Narisawa’s Essence of the Forest dish
At its core, Narisawa strives to offer guests a style of cuisine and dining experience not easily replicated. The cities are surrounded by the sea and forests, the Japanese believe that people live in unison with nature, taking only the most necessary from the earth to support their lives. Narisawa succeeds in bringing the outdoors to the table as you are somehow transported to the ocean or the forest floor with each mouthful.
Awaking to a fresh new day, breakfast at the Aman Tokyo is something to behold – the ultimate AM bento box. The meal is presented like geometric artwork placed meticulously on the table. Out of the restaurant window distant views of Mount Fuji evoke excitement of the adventure that waits for rest of our luxury sojourn. After soaking in all that the Aman has to offer, we head off in search of the nearest Shinkansen station and before we know it are bulleting at 300 kilometres an hour towards the world’s most iconic snow-capped mountain.
View of Mount Fuji from Kawaguchiko Train Station
HOSHINOYA Fuji is not your everyday holiday resort, designed with the busy Japanese family in mind it offers short stay nature and culinary adventures with all the modern conveniences.
An interpretation of engawa, Hoshino seems to bring more of the inside out and is designed to allow guests to live according to nature’s rhythms. The ‘campsite’ is set over a series of platforms with giant fire bowls at the centre of each. Fire-side lounges come complete with cushions and blankets and attentive staff serve tea and drinks while we watch others prepare the afternoon feast of waffles, sweet cakes, marshmallows and chocolate.
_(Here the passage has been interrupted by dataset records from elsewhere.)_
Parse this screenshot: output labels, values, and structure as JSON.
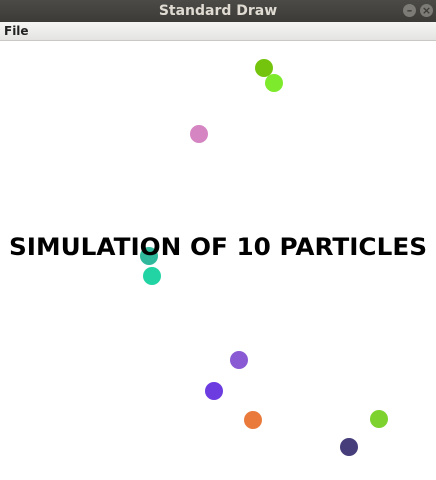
{
  "window": {
    "title": "Standard Draw",
    "minimize_glyph": "–",
    "close_glyph": "×"
  },
  "menubar": {
    "items": [
      {
        "label": "File"
      }
    ]
  },
  "canvas": {
    "headline": "SIMULATION OF 10 PARTICLES",
    "background": "#ffffff",
    "particles": [
      {
        "color": "#74c40d"
      },
      {
        "color": "#7dea2c"
      },
      {
        "color": "#d585c2"
      },
      {
        "color": "#2fb89b"
      },
      {
        "color": "#22d3a3"
      },
      {
        "color": "#8a5ad4"
      },
      {
        "color": "#6c3ce0"
      },
      {
        "color": "#ea7a3b"
      },
      {
        "color": "#7dd22e"
      },
      {
        "color": "#463e7a"
      }
    ]
  }
}
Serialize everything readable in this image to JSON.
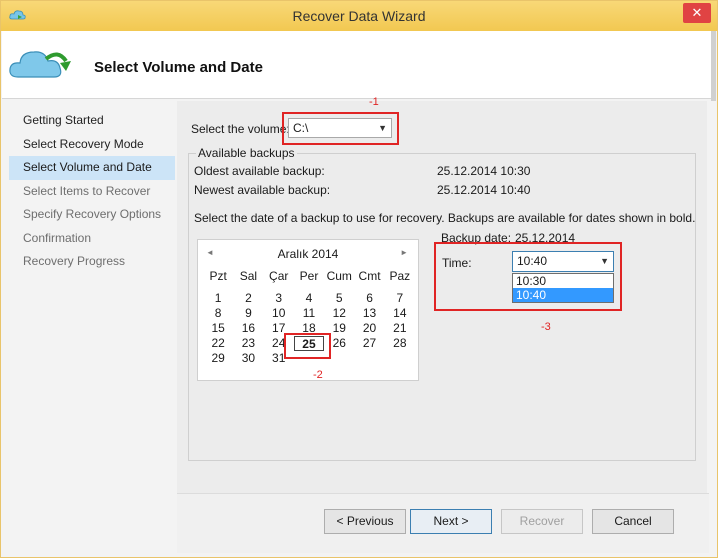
{
  "window": {
    "title": "Recover Data Wizard",
    "close_glyph": "✕"
  },
  "header": {
    "title": "Select Volume and Date",
    "icon": "cloud-recover-icon"
  },
  "nav": {
    "items": [
      {
        "label": "Getting Started",
        "state": "normal"
      },
      {
        "label": "Select Recovery Mode",
        "state": "normal"
      },
      {
        "label": "Select Volume and Date",
        "state": "selected"
      },
      {
        "label": "Select Items to Recover",
        "state": "disabled"
      },
      {
        "label": "Specify Recovery Options",
        "state": "disabled"
      },
      {
        "label": "Confirmation",
        "state": "disabled"
      },
      {
        "label": "Recovery Progress",
        "state": "disabled"
      }
    ]
  },
  "annotations": {
    "a1": "-1",
    "a2": "-2",
    "a3": "-3",
    "color": "#e02424"
  },
  "volume": {
    "label": "Select the volume:",
    "value": "C:\\"
  },
  "backups": {
    "group_title": "Available backups",
    "oldest_label": "Oldest available backup:",
    "oldest_value": "25.12.2014 10:30",
    "newest_label": "Newest available backup:",
    "newest_value": "25.12.2014 10:40"
  },
  "instruction": "Select the date of a backup to use for recovery. Backups are available for dates shown in bold.",
  "calendar": {
    "month": "Aralık 2014",
    "prev": "◄",
    "next": "►",
    "days_of_week": [
      "Pzt",
      "Sal",
      "Çar",
      "Per",
      "Cum",
      "Cmt",
      "Paz"
    ],
    "weeks": [
      [
        "1",
        "2",
        "3",
        "4",
        "5",
        "6",
        "7"
      ],
      [
        "8",
        "9",
        "10",
        "11",
        "12",
        "13",
        "14"
      ],
      [
        "15",
        "16",
        "17",
        "18",
        "19",
        "20",
        "21"
      ],
      [
        "22",
        "23",
        "24",
        "25",
        "26",
        "27",
        "28"
      ],
      [
        "29",
        "30",
        "31",
        "",
        "",
        "",
        ""
      ]
    ],
    "selected_day": "25"
  },
  "backup_date": {
    "label": "Backup date:",
    "value": "25.12.2014"
  },
  "time": {
    "label": "Time:",
    "value": "10:40",
    "options": [
      "10:30",
      "10:40"
    ],
    "highlighted": "10:40"
  },
  "buttons": {
    "previous": "< Previous",
    "next": "Next >",
    "recover": "Recover",
    "cancel": "Cancel"
  }
}
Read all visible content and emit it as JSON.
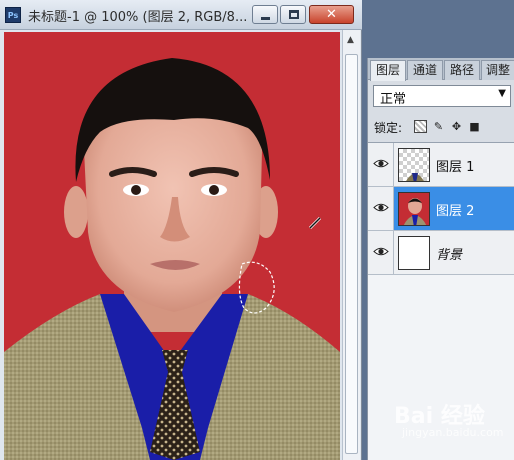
{
  "document": {
    "app_icon": "Ps",
    "title": "未标题-1 @ 100% (图层 2, RGB/8..."
  },
  "panel": {
    "tabs": [
      "图层",
      "通道",
      "路径",
      "调整"
    ],
    "blend_mode": "正常",
    "lock_label": "锁定:",
    "lock_icons": [
      "lock-transparent-icon",
      "lock-paint-icon",
      "lock-move-icon",
      "lock-all-icon"
    ],
    "layers": [
      {
        "name": "图层 1",
        "visible": true,
        "selected": false,
        "thumbnail": "transparent"
      },
      {
        "name": "图层 2",
        "visible": true,
        "selected": true,
        "thumbnail": "portrait"
      },
      {
        "name": "背景",
        "visible": true,
        "selected": false,
        "thumbnail": "white"
      }
    ]
  },
  "watermark": {
    "logo": "Bai 经验",
    "url": "jingyan.baidu.com"
  },
  "colors": {
    "canvas_background": "#c42d34",
    "selected_layer": "#3a8ee6",
    "close_button": "#c8432c"
  }
}
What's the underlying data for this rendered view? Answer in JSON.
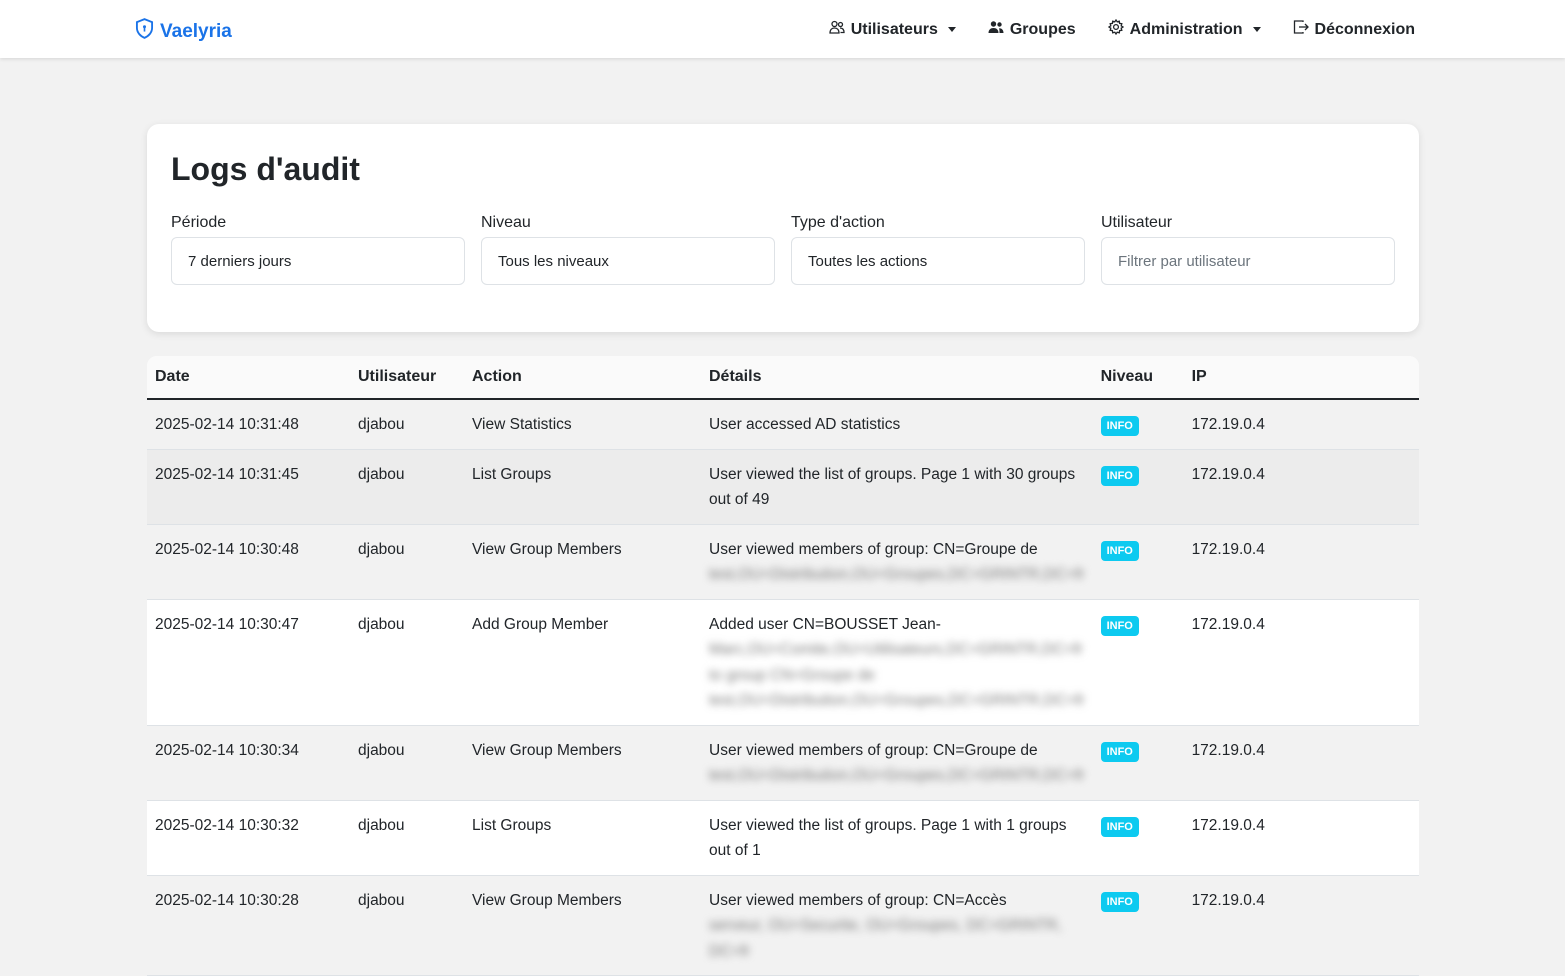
{
  "nav": {
    "brand": "Vaelyria",
    "items": [
      {
        "label": "Utilisateurs",
        "dropdown": true
      },
      {
        "label": "Groupes",
        "dropdown": false
      },
      {
        "label": "Administration",
        "dropdown": true
      },
      {
        "label": "Déconnexion",
        "dropdown": false
      }
    ]
  },
  "page": {
    "title": "Logs d'audit"
  },
  "filters": {
    "period": {
      "label": "Période",
      "value": "7 derniers jours"
    },
    "level": {
      "label": "Niveau",
      "value": "Tous les niveaux"
    },
    "action_type": {
      "label": "Type d'action",
      "value": "Toutes les actions"
    },
    "user": {
      "label": "Utilisateur",
      "placeholder": "Filtrer par utilisateur"
    }
  },
  "table": {
    "headers": [
      "Date",
      "Utilisateur",
      "Action",
      "Détails",
      "Niveau",
      "IP"
    ],
    "rows": [
      {
        "date": "2025-02-14 10:31:48",
        "user": "djabou",
        "action": "View Statistics",
        "details": "User accessed AD statistics",
        "details_blurred": "",
        "level": "INFO",
        "ip": "172.19.0.4"
      },
      {
        "date": "2025-02-14 10:31:45",
        "user": "djabou",
        "action": "List Groups",
        "details": "User viewed the list of groups. Page 1 with 30 groups out of 49",
        "details_blurred": "",
        "level": "INFO",
        "ip": "172.19.0.4"
      },
      {
        "date": "2025-02-14 10:30:48",
        "user": "djabou",
        "action": "View Group Members",
        "details": "User viewed members of group: CN=Groupe de",
        "details_blurred": "test,OU=Distribution,OU=Groupes,DC=GRINTR,DC=fr",
        "level": "INFO",
        "ip": "172.19.0.4"
      },
      {
        "date": "2025-02-14 10:30:47",
        "user": "djabou",
        "action": "Add Group Member",
        "details": "Added user CN=BOUSSET Jean-",
        "details_blurred": "Marc,OU=Comite,OU=Utilisateurs,DC=GRINTR,DC=fr to group CN=Groupe de test,OU=Distribution,OU=Groupes,DC=GRINTR,DC=fr",
        "level": "INFO",
        "ip": "172.19.0.4"
      },
      {
        "date": "2025-02-14 10:30:34",
        "user": "djabou",
        "action": "View Group Members",
        "details": "User viewed members of group: CN=Groupe de",
        "details_blurred": "test,OU=Distribution,OU=Groupes,DC=GRINTR,DC=fr",
        "level": "INFO",
        "ip": "172.19.0.4"
      },
      {
        "date": "2025-02-14 10:30:32",
        "user": "djabou",
        "action": "List Groups",
        "details": "User viewed the list of groups. Page 1 with 1 groups out of 1",
        "details_blurred": "",
        "level": "INFO",
        "ip": "172.19.0.4"
      },
      {
        "date": "2025-02-14 10:30:28",
        "user": "djabou",
        "action": "View Group Members",
        "details": "User viewed members of group: CN=Accès",
        "details_blurred": "serveur, OU=Securite, OU=Groupes, DC=GRINTR, DC=fr",
        "level": "INFO",
        "ip": "172.19.0.4"
      }
    ]
  },
  "colors": {
    "brand": "#1a73e8",
    "badge_info": "#0dcaf0"
  }
}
Rugged up in supplied goose-down knee length coats, we check into our tents (which are luxurious eco-pods). Starkly contrasting the surrounding forest on the outside, and simply designed inside to make the most of the views facing Mount Fuji. We see a sneaky peak over low clouds on arrival, but the majestic mountain stays hidden for the rest of the day. Only one in five guests actually gets to see the top of Mount Fuji according to local legend. “She only comes out once a week if you’re lucky,” chuckles our friendly porter.
Outdoor leisure area at the HOSHINOYA Fuji resort
But back to those delicious waffles… or more importantly, flame-grilled deer and local beer served in the HOSHINOYA Fuji kitchen later in the night. Alongside every condiment imaginable, and a cast iron dish of chargrilled vegetables and roots, the venison stands in a pool of gravy that uses Japanese whisky as a main ingredient while a local beef cut is cooked in a jus of Sake, and I can’t think of a better combination. This is not a regular mountainside camping trip, and even the word ‘glamping’ seems to undersell the experience.
Mount Fuji towers above when we wake in our cosy little pod the next morning. She appears twice a week if you’re really lucky, it seems.